Однажды утром, уже в мае, когда Женя привычно искал ее в институте, они и вчера не виделись – мыслимое ли дело? – все время требуется обновление, как верующему причастие, он и это доверит литаврам, – подскочила ее соседка-толстуха: к вам почтальон! «Родителей и Дину отпускают, – писала Наташа, – надо их проводить. Не скучай и не грусти. Наша близкость неотменима». Они расставались в первый раз: почему так внезапно? Чтобы не прощаться, не стоять ему одному на перроне? – ей лучше знать. Пошел домой, к Вале, к родителям, давно он с ними не был.
Жаль, конечно, что Наташе его домашние не нравятся: «А потому, что им не надо света, – тебе-то я могу сказать?» – Ну, ничего, ничего. Оставит человек отца своего и мать свою… В один год родители сами его оставят: получив незадолго до смерти квартиру в Мытищах, умрут, – исподволь, под сурдинку – он почти не заметит их смерти – к Наташиному, Валиному и собственному удивлению.
А пока – дни ненужной свободы – Женя лежал на кровати, пытался сообразить: будет ли счастлив? Откуда у мамы идея, что непременно он должен быть счастлив? – апофеозы мало у кого получаются. Но если и не будет, то как-то по-особенному, по-своему… Перечитал Наташино письмо: «Наша близкость неотменима», – лучше всего, что он мог сочинить. Вот она сейчас проснется, увидит утренний свет, обрадуется сегодняшнему дню и жизни в нем. Станет причесываться, напевать, выберет платье. Подумал: это ведь и есть – «Всякое дыхание да хвалит Господа» и – едва хватило воздуха закончить фразу – благослови тебя Бог, родная!
1
Последнее ее целенаправленное действие было – оттолкнуть его, ударить. Видимо, она уже слабо понимала, что к чему. В сущности, он ее убил.
У матери была тяжелая стенокардия, и Сергей Ильич держал дома все необходимое, даже дефибриллятор. Жил так, годами: дежурил в реанимации сутки через двое, после дежурства спал, еще сутки слонялся по дому, читал в основном медицинское, по-русски, по-английски, ждал нового дежурства. Память не ухудшалась, рано пробуждаться становилось легче. Стареющий сын очень уже старой матери – она одна и составляла его семью, его дом, – он хотел от нее немногого: чтобы она не поддавалась старению. По изменениям в матери он замечал ход времени, оттого оно шло вдруг, рывками. Последний рывок произошел этим утром, когда у матери заболела грудь, спина – всё.
Действовал быстро: вызвал «скорую», снял кардиограмму – так и есть, инфаркт, – аспирин, наркотики, – что же, не растворять тромб, оттого что восемьдесят четыре? – нет такого, – и ввел тромболитик.
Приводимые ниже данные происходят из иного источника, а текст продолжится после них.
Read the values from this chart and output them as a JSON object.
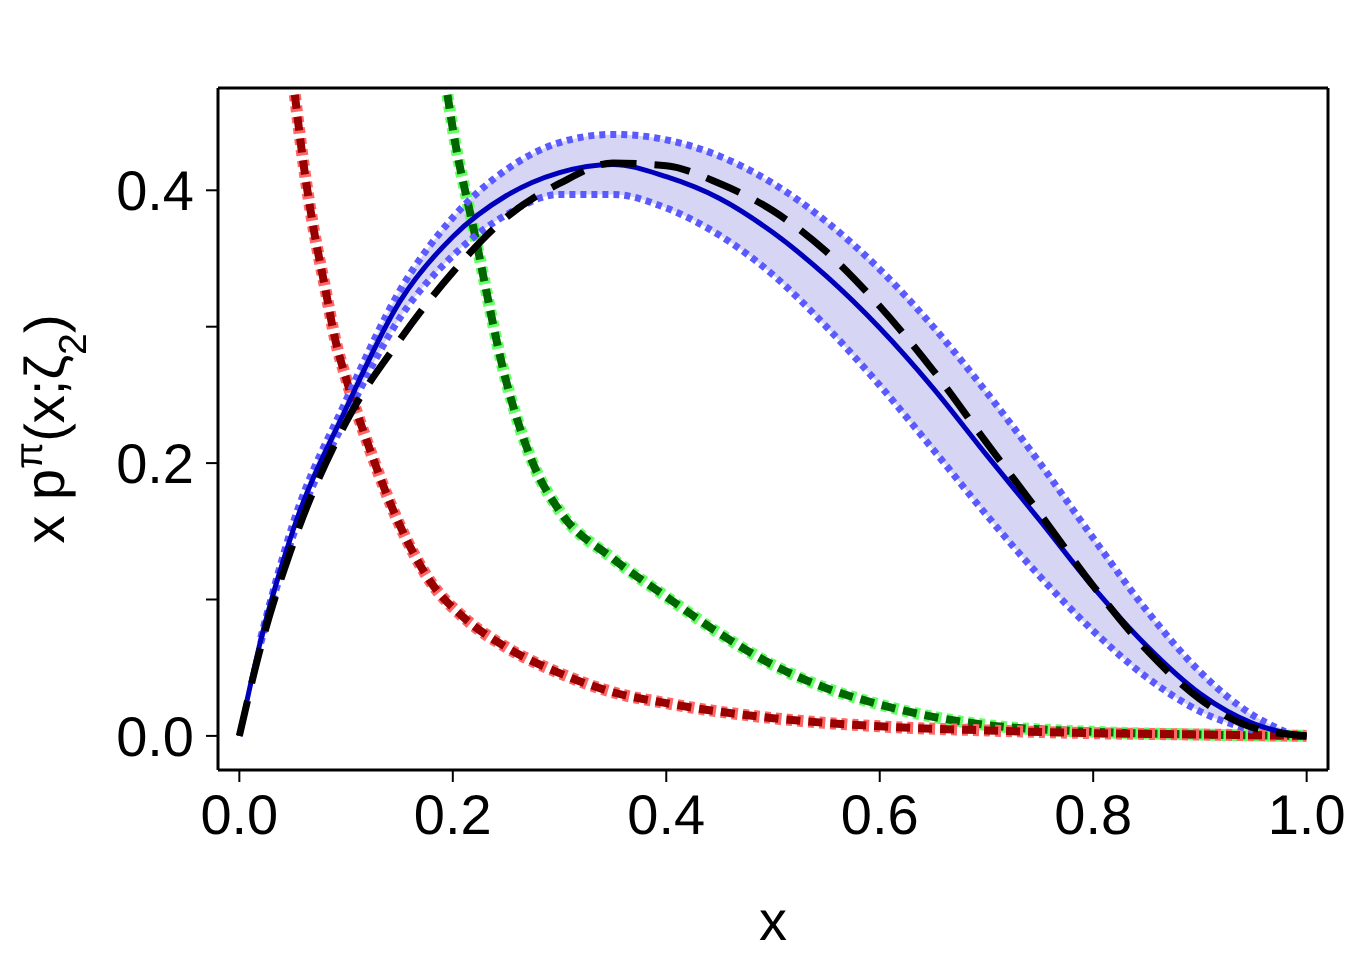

О расслаивании аорты не подумал, а между тем внутренняя выстилка ее надорвалась, и в новом, ложном, канале стала скапливаться кровь.
Смерть произошла в «скорой». Еще когда мать положили в машину, Сергей Ильич снова послушал сердце, услышал новый шум и уже все понял. Если бы не его тромболитик, был бы шанс, маленький, конечно, кто возьмется оперировать старуху? – но он бы добился. А теперь – сгусток не образовывался, кровь все прибывала, давление на стенку аорты росло, и она не выдержала, разорвалась.